Maybe it's because I know too much.  This process is grueling.  Infertility, although a great medical blessing to my family, is not for the weak-hearted.  I've prided myself many, many times over and over again on my inability to worry about things.  "Kellen is the worrier, not me," I say.  I am the optimist.  I examine the situation and am the one who says "What can we control here and what is out of our hands?"  Although I can examine and breakdown a situation quickly, I still struggle with those that are out of my control.  Especially when the outcome could overwhelmingly cause massive joy to my heart or break it down to shreds and then drop them at my feet. 

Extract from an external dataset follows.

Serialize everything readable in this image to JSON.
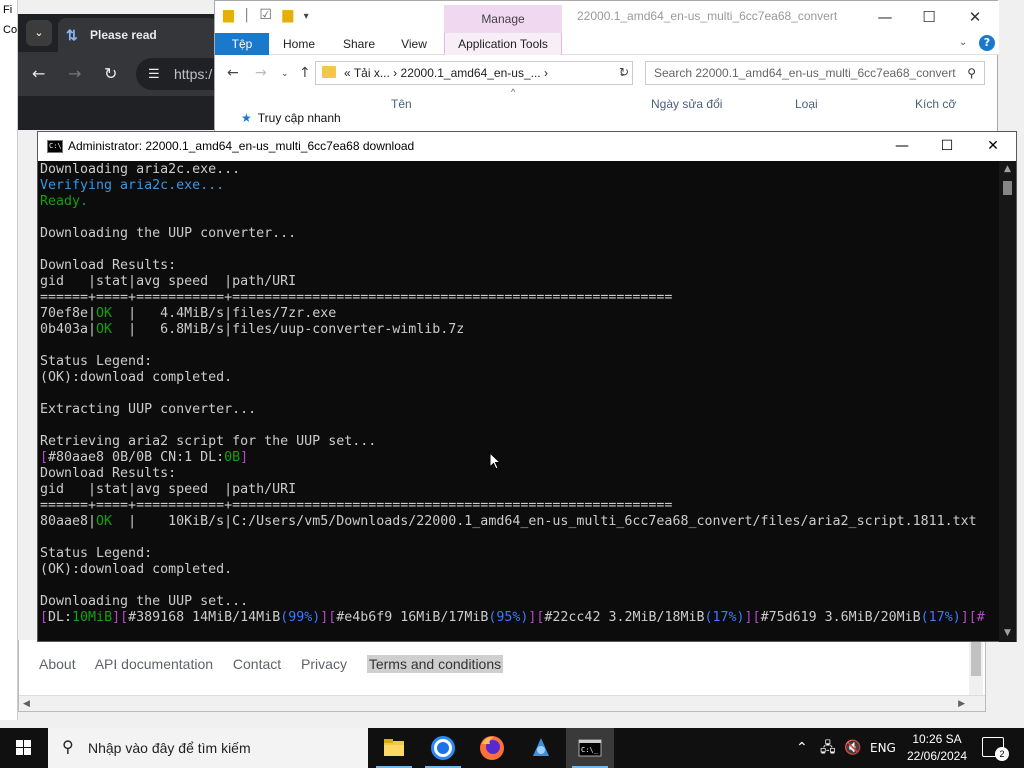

But the reality of the situation is that we have 2 embryos today.  That is the least amount of embryos we've ever came away with after day 1 of fertilization.  That's out of 4 total IVF cycles, with only one (my sweet Khloe) being successful.  This is why it's such a disadvantage that I know too much.  I've been through it too many times.  "It only takes one," they say.  Yes, I know it only takes one.  But my little babies have four days left to survive on their own, and with my track record, the track record of past fertility labs, the likeliness of these two babies fighting like hell to survive in there is slim.  I'm discouraged.  I'm sad.  I'm trying my hardest to stay optimistic. 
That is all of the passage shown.